Score: 3.5 / 5
It might be the most Wes Anderson Wes Anderson movie yet, and that's just what it is. If you like his usual style, you'll probably like this, because he ramps it up about 200% from usual. If you don't like his style, you'll probably hate this because it's just too niche. I've always been on the fence with him, because for me Fantastic Mr. Fox, Moonrise Kingdom, and The Grand Budapest Hotel are wonderful films, especially that last, but I have felt indifferent or negatively toward most of his others, such as his most recent, Isle of Dogs. This most recent is more like Hotel in terms of style, substance, and grandiosity of storytelling, and for those elements I quite enjoyed it. But it's also surprisingly inaccessible, even for people who are willing to let Anderson take them on another funny, weird ride through his unique experience of life in a strange world.

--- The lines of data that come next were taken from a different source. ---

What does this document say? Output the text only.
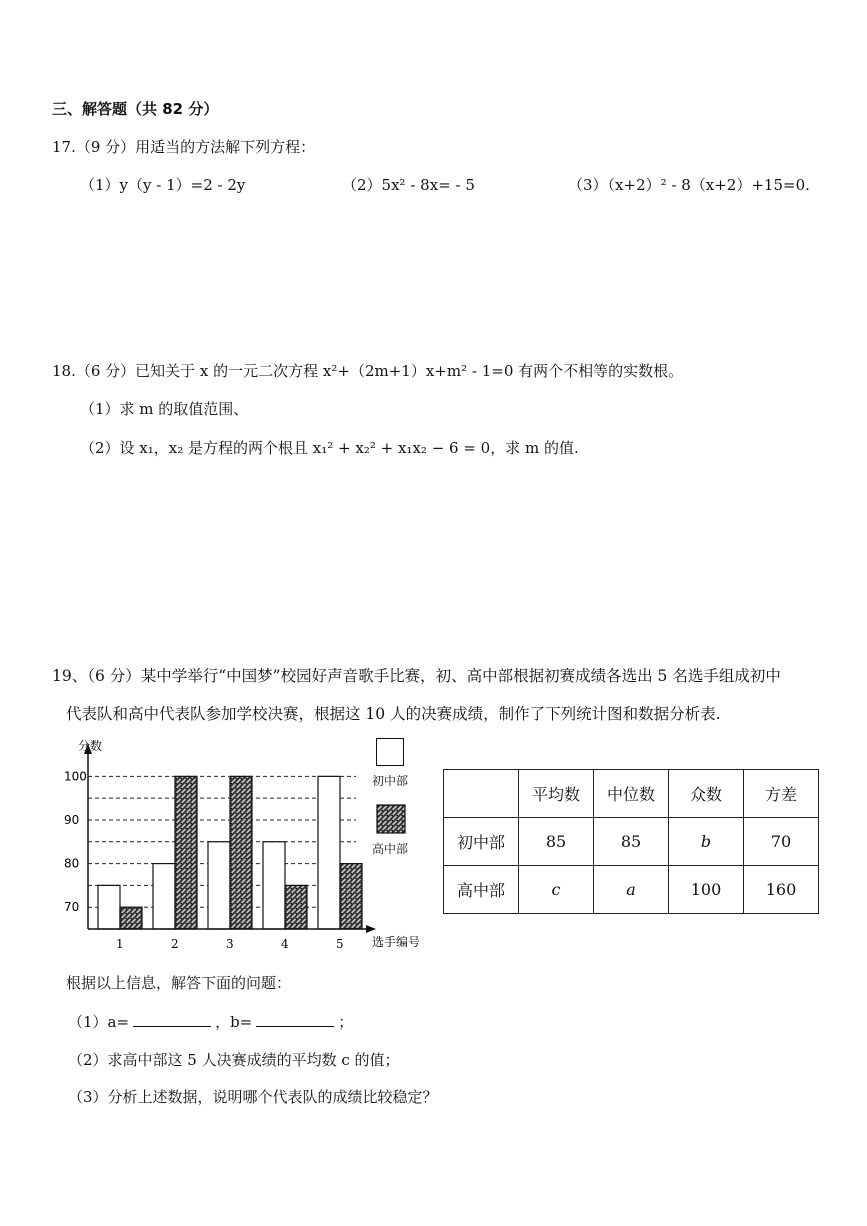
三、解答题（共 82 分）
17.（9 分）用适当的方法解下列方程：
（1）y（y - 1）=2 - 2y	（2）5x² - 8x= - 5	（3）（x+2）² - 8（x+2）+15=0.
18.（6 分）已知关于 x 的一元二次方程 x²+（2m+1）x+m² - 1=0 有两个不相等的实数根。
（1）求 m 的取值范围、
（2）设 x₁，x₂ 是方程的两个根且 x₁² + x₂² + x₁x₂ − 6 = 0，求 m 的值.
19、（6 分）某中学举行“中国梦”校园好声音歌手比赛，初、高中部根据初赛成绩各选出 5 名选手组成初中
代表队和高中代表队参加学校决赛，根据这 10 人的决赛成绩，制作了下列统计图和数据分析表.
分数
选手编号
70
80
90
100
1	2	3	4	5
初中部
高中部
	平均数	中位数	众数	方差
初中部	85	85	b	70
高中部	c	a	100	160
根据以上信息，解答下面的问题：
（1）a=	，b=	；
（2）求高中部这 5 人决赛成绩的平均数 c 的值；
（3）分析上述数据，说明哪个代表队的成绩比较稳定？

A meditation on journalism -- I think -- The French Dispatch begins with Angelica Huston's voiceover narration about the establishment of the titular magazine. Though it was founded in Liberty, Kansas, where its editor Howitzer (Bill Murray) was born, it is now published in a little French town called Ennui-sur-Blasé, which means something like sophisticated boredom. In rapid succession, we are introduced to Howitzer's loyal staff in their oddly crumbling but quaint offices; the characters are not seen directly at first, and left almost unknowable until they respectively share some of their work with us. The film is divided into sections, one from each of the eccentric journalists, that form what is meant to be the final issue of the magazine. Based on the style of the on-screen font and the unusual focus of the fictional writing staff, it seems that we are meant strongly to think of the Dispatch in the same terms we think of The New Yorker. The secondary opening sequence seems pointedly to satirize (or offer homage to) the New Yorker regular piece "The Talk of the Town," funnily narrated by Owen Wilson in a beret and on a bicycle, riding through the small town and showing us the locations (past and future) when he's not colliding with commoners or falling down holes.
To recount the plot (of which there is essentially none) seems fruitless and even arrogant, as I frankly had trouble with all the characters and their doings. There are three main stories that take up the bulk of screen time, each from a different writer's perspective. One involves an incarcerated painter and his muse who is also his prison guard, and their work with an art dealer on the outside. One involves the writer inserting herself into a student protest led by a moody young revolutionary and the fallout that entails. One involves a legendary chef whose only employ is in the police department kitchen, despite the reporter's best efforts at launching him to fame. The pieces are all shot in Anderson's style, but with various kinds of changing aesthetics; for instance, during a chase scene, everything is presented suddenly as an animated cartoon.
That's shocking, but not really in context of Anderson's work. Everything is usually presented in toybox or dollhouse style in his films, and each piece of the set and props are clearly chosen and altered to cultivate a painfully specific atmosphere. His production design notoriously borders on the obsessive, and here (as in Hotel) that is most clearly sensed. Perhaps that's because it's so removed from most audience members' lived experience. There is almost nothing relatable in this film, at least physically, and yet it seems Anderson wants to transport us to a very real world for which he then wants us to experience some kind of catharsis through nostalgia, even if the nostalgia is for a fantasy.
I don't really know what else to say about this film. It's a valuable experience, I thought, and one that I'll need to mull over. But even more than in most of his work, here I just couldn't connect to any of the (many, many) characters or even fully understand the setting or themes. I suppose part of the project is to simply appreciate the varied work of specialized journalists, but I'd rather have movies like All the President's Men or The Post than something like this. It just moved far too quickly and with too many moving parts for my taste; I could never really savor the crucial beats in even the expository bits. There's a relentlessness in its pace that denies us access to any thematic underpinnings, even as the experience of Anderson dragging us through his imagination was thrilling.